La formation brute de capital fixe dans la région a chuté à
environ 18,6 % du PIB en 2025, un niveau inférieur au seuil nécessaire pour que
les économies à revenu intermédiaire parviennent à une transformation
structurelle. Compte tenu du resserrement des conditions financières au niveau
international et de la diminution de l’aide concessionnelle qui aggravent la
situation, l’Afrique australe devrait être confrontée à un déficit de
financement annuel d’environ 55 milliards de dollars d’ici à 2030.
« L’écart entre
l’épargne et les investissements nationaux reflète à la fois une dépendance à
l’égard des financements extérieurs et une mauvaise utilisation des ressources
locales », indique le rapport, qui cite la faiblesse de l’intermédiation
financière, la mauvaise préparation des projets et le manque de sources de
financement à long terme comme principaux obstacles à la conversion du capital
disponible en investissements productifs.
L’inflation ralentit, mais les risques restent élevés
Sur le plan macroéconomique, le rapport fait état d’un
ralentissement significatif de l’inflation dans toute la région, de 26,1 % en
2024 à 12,3 % en 2025, avec une nouvelle baisse prévue à 8,4 % pour 2026.
Malgré une évolution globalement positive, le rapport
souligne que les déficits budgétaires, l’alourdissement de la dette publique et
les déséquilibres extérieurs continuent de restreindre les marges de manœuvre
budgétaires.

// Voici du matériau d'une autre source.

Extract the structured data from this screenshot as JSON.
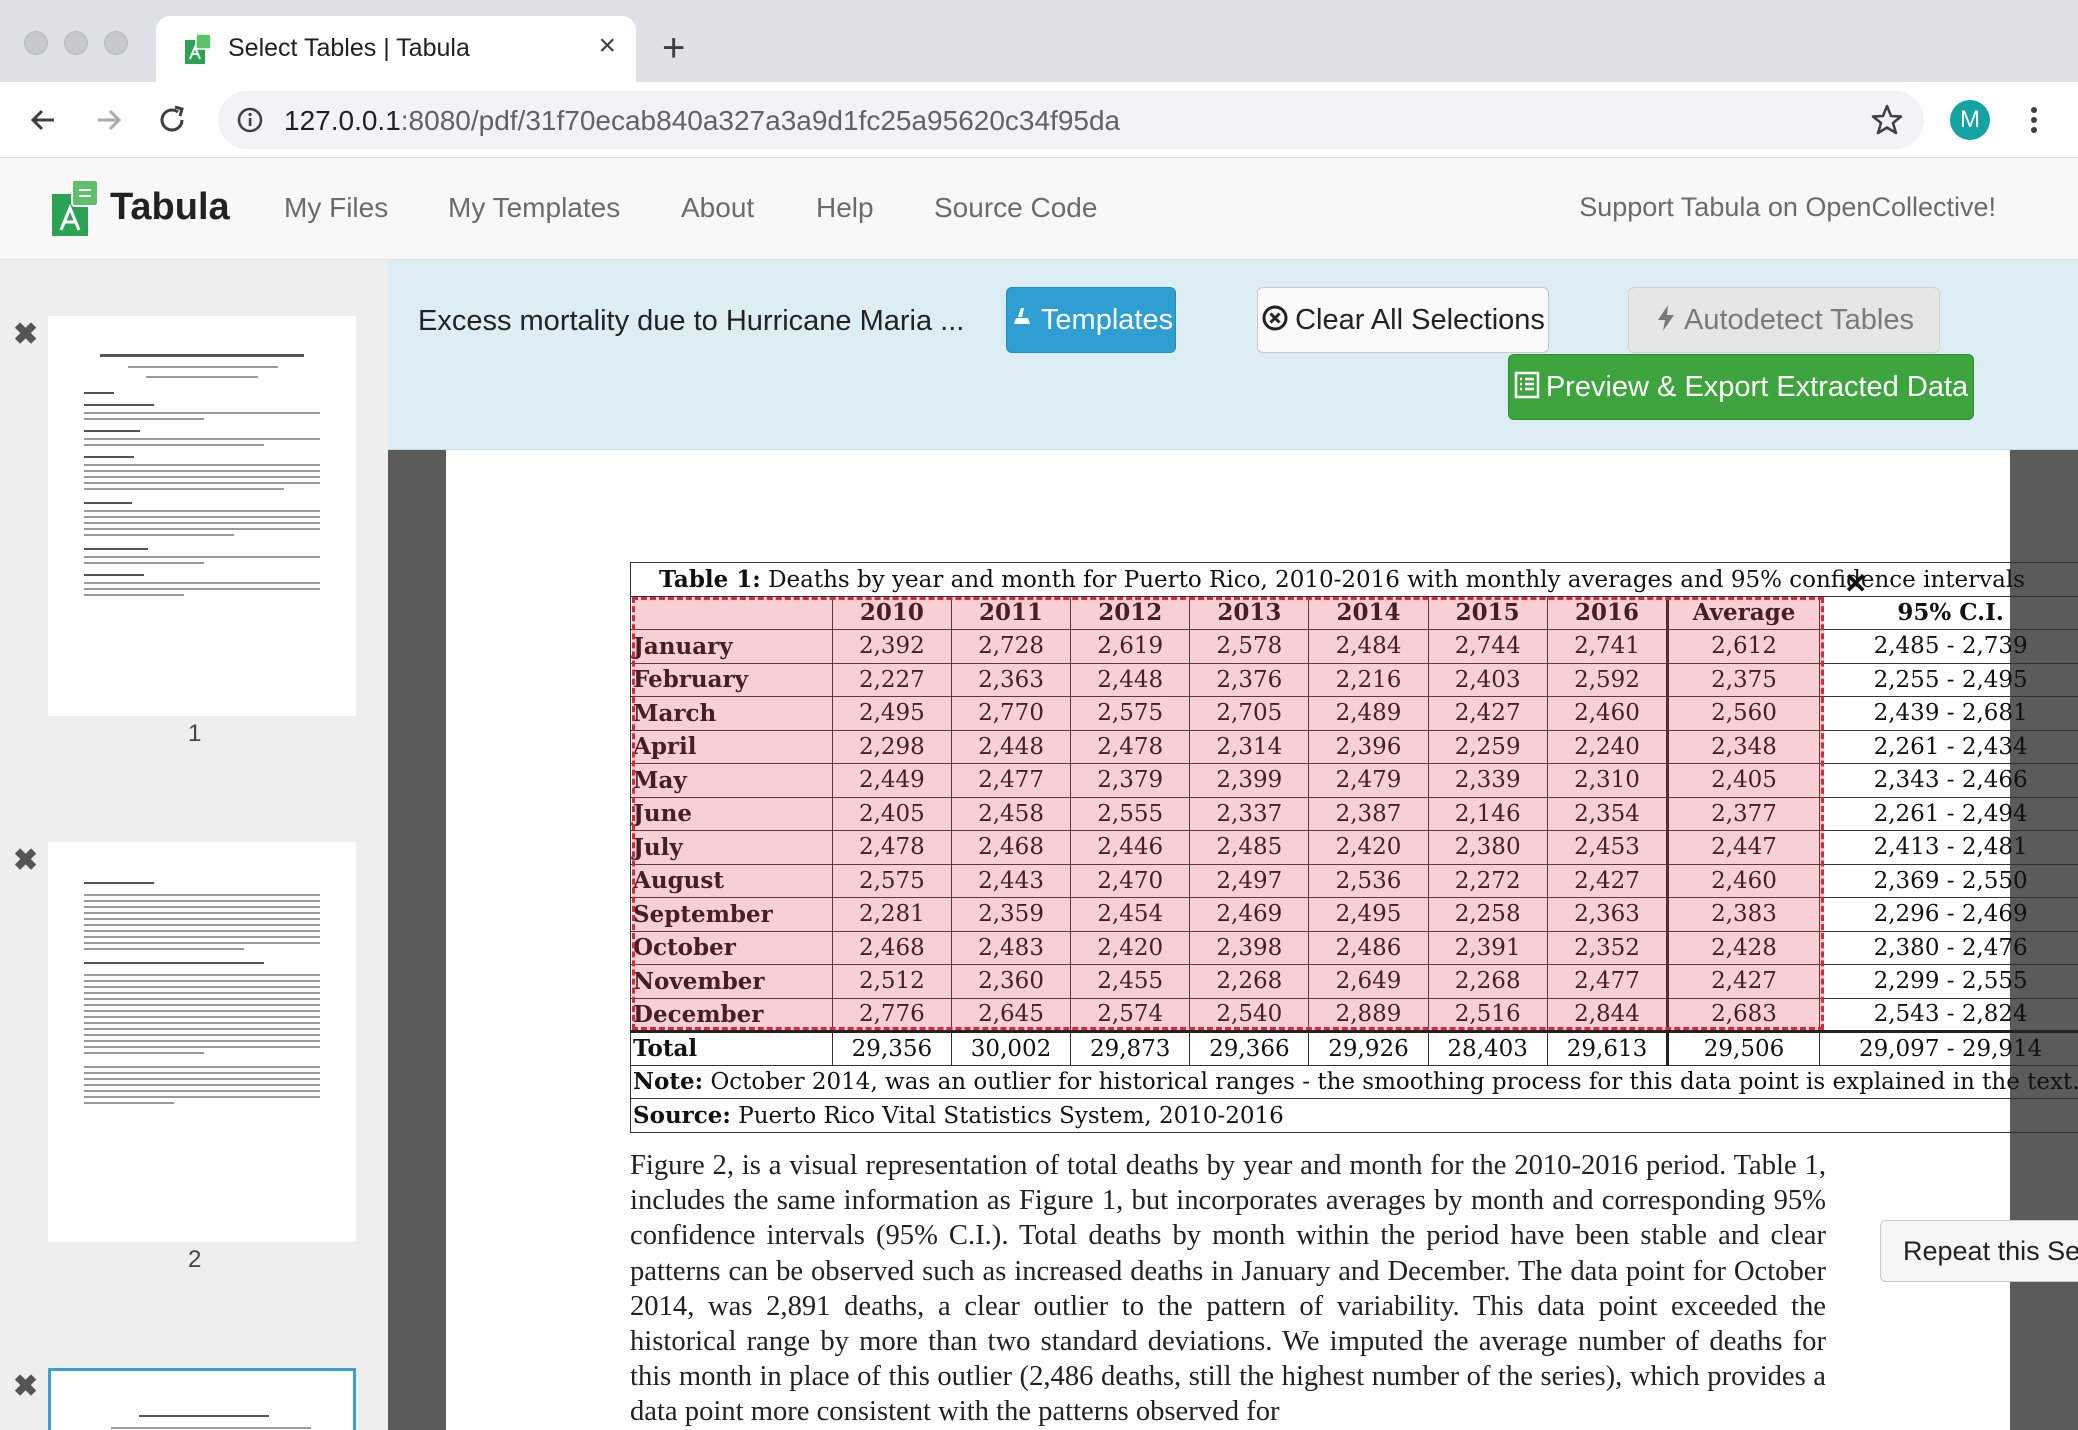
{
  "browser": {
    "tab_title": "Select Tables | Tabula",
    "url_host": "127.0.0.1",
    "url_rest": ":8080/pdf/31f70ecab840a327a3a9d1fc25a95620c34f95da",
    "avatar_initial": "M"
  },
  "nav": {
    "brand": "Tabula",
    "links": [
      "My Files",
      "My Templates",
      "About",
      "Help",
      "Source Code"
    ],
    "support": "Support Tabula on OpenCollective!"
  },
  "sidebar": {
    "pages": [
      "1",
      "2"
    ]
  },
  "actionbar": {
    "doc_name": "Excess mortality due to Hurricane Maria ...",
    "templates_label": "Templates",
    "clear_label": "Clear All Selections",
    "autodetect_label": "Autodetect Tables",
    "export_label": "Preview & Export Extracted Data"
  },
  "table": {
    "caption_bold": "Table 1:",
    "caption_text": "Deaths by year and month for Puerto Rico, 2010-2016 with monthly averages and 95% confidence intervals",
    "headers": [
      "2010",
      "2011",
      "2012",
      "2013",
      "2014",
      "2015",
      "2016",
      "Average",
      "95% C.I."
    ],
    "rows": [
      [
        "January",
        "2,392",
        "2,728",
        "2,619",
        "2,578",
        "2,484",
        "2,744",
        "2,741",
        "2,612",
        "2,485 - 2,739"
      ],
      [
        "February",
        "2,227",
        "2,363",
        "2,448",
        "2,376",
        "2,216",
        "2,403",
        "2,592",
        "2,375",
        "2,255 - 2,495"
      ],
      [
        "March",
        "2,495",
        "2,770",
        "2,575",
        "2,705",
        "2,489",
        "2,427",
        "2,460",
        "2,560",
        "2,439 - 2,681"
      ],
      [
        "April",
        "2,298",
        "2,448",
        "2,478",
        "2,314",
        "2,396",
        "2,259",
        "2,240",
        "2,348",
        "2,261 - 2,434"
      ],
      [
        "May",
        "2,449",
        "2,477",
        "2,379",
        "2,399",
        "2,479",
        "2,339",
        "2,310",
        "2,405",
        "2,343 - 2,466"
      ],
      [
        "June",
        "2,405",
        "2,458",
        "2,555",
        "2,337",
        "2,387",
        "2,146",
        "2,354",
        "2,377",
        "2,261 - 2,494"
      ],
      [
        "July",
        "2,478",
        "2,468",
        "2,446",
        "2,485",
        "2,420",
        "2,380",
        "2,453",
        "2,447",
        "2,413 - 2,481"
      ],
      [
        "August",
        "2,575",
        "2,443",
        "2,470",
        "2,497",
        "2,536",
        "2,272",
        "2,427",
        "2,460",
        "2,369 - 2,550"
      ],
      [
        "September",
        "2,281",
        "2,359",
        "2,454",
        "2,469",
        "2,495",
        "2,258",
        "2,363",
        "2,383",
        "2,296 - 2,469"
      ],
      [
        "October",
        "2,468",
        "2,483",
        "2,420",
        "2,398",
        "2,486",
        "2,391",
        "2,352",
        "2,428",
        "2,380 - 2,476"
      ],
      [
        "November",
        "2,512",
        "2,360",
        "2,455",
        "2,268",
        "2,649",
        "2,268",
        "2,477",
        "2,427",
        "2,299 - 2,555"
      ],
      [
        "December",
        "2,776",
        "2,645",
        "2,574",
        "2,540",
        "2,889",
        "2,516",
        "2,844",
        "2,683",
        "2,543 - 2,824"
      ]
    ],
    "total": [
      "Total",
      "29,356",
      "30,002",
      "29,873",
      "29,366",
      "29,926",
      "28,403",
      "29,613",
      "29,506",
      "29,097 - 29,914"
    ],
    "note_bold": "Note:",
    "note_text": "October 2014, was an outlier for historical ranges - the smoothing process for this data point is explained in the text.",
    "source_bold": "Source:",
    "source_text": "Puerto Rico Vital Statistics System, 2010-2016"
  },
  "selection": {
    "repeat_label": "Repeat this Selecti"
  },
  "body_text": "Figure 2, is a visual representation of total deaths by year and month for the 2010-2016 period. Table 1, includes the same information as Figure 1, but incorporates averages by month and corresponding 95% confidence intervals (95% C.I.). Total deaths by month within the period have been stable and clear patterns can be observed such as increased deaths in January and December. The data point for October 2014, was 2,891 deaths, a clear outlier to the pattern of variability. This data point exceeded the historical range by more than two standard deviations. We imputed the average number of deaths for this month in place of this outlier (2,486 deaths, still the highest number of the series), which provides a data point more consistent with the patterns observed for"
}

La réduction de la pauvreté a ralenti en raison des pertes de
revenus, de l’inflation et des chocs climatiques, tandis que les inégalités
persistantes, le chômage et la faiblesse des prestations de services continuent
de limiter les gains en matière de bien-être. Des conditions financières
mondiales strictes pourraient déclencher des sorties de capitaux et une
dépréciation des taux de change, accentuant encore la pression sur une reprise
déjà fragile.
Des capitaux inexploités
Le rapport identifie d’importantes sources de financement
sous-exploitées dans toute la région (transferts de fonds de la diaspora et des
investisseurs institutionnels, marchés des capitaux et richesse issue des
ressources naturelles) même si leur potentiel varie considérablement d’un pays
à l’autre. Les transferts de fonds jouent un rôle prépondérant au Lesotho et au
Zimbabwe, tandis que la Namibie et l’Afrique du Sud bénéficient de marchés de
capitaux plus développés et d’actifs de pension substantiels, ce qui laisse
entrevoir un potentiel inexploité pour une participation accrue des
investisseurs institutionnels.
Pour combler ce déficit de financement, le rapport
recommande un programme intégré de politiques : renforcer les capacités
budgétaires et la gestion des finances publiques ; endiguer les fuites de
ressources et les flux financiers illicites ; dérisquer les investissements
grâce à des instruments ciblés et à un recours accru au financement mixte ; et
mobiliser les capitaux institutionnels, notamment les fonds de pension, les
compagnies d’assurance et les fonds souverains, par le biais de partenariats public-privé.
Le rapport préconise également de tirer parti des technologies numériques pour
formaliser l’activité économique, élargir l’assiette fiscale et renforcer le
contrat social budgétaire.
Le rapport soutient que l’Afrique australe doit aller
au-delà des modèles financiers centrés sur les banques pour construire des
marchés de capitaux plus profonds et mieux intégrés, capables de canaliser les
actifs à long terme provenant des fonds de retraite et d’assurance.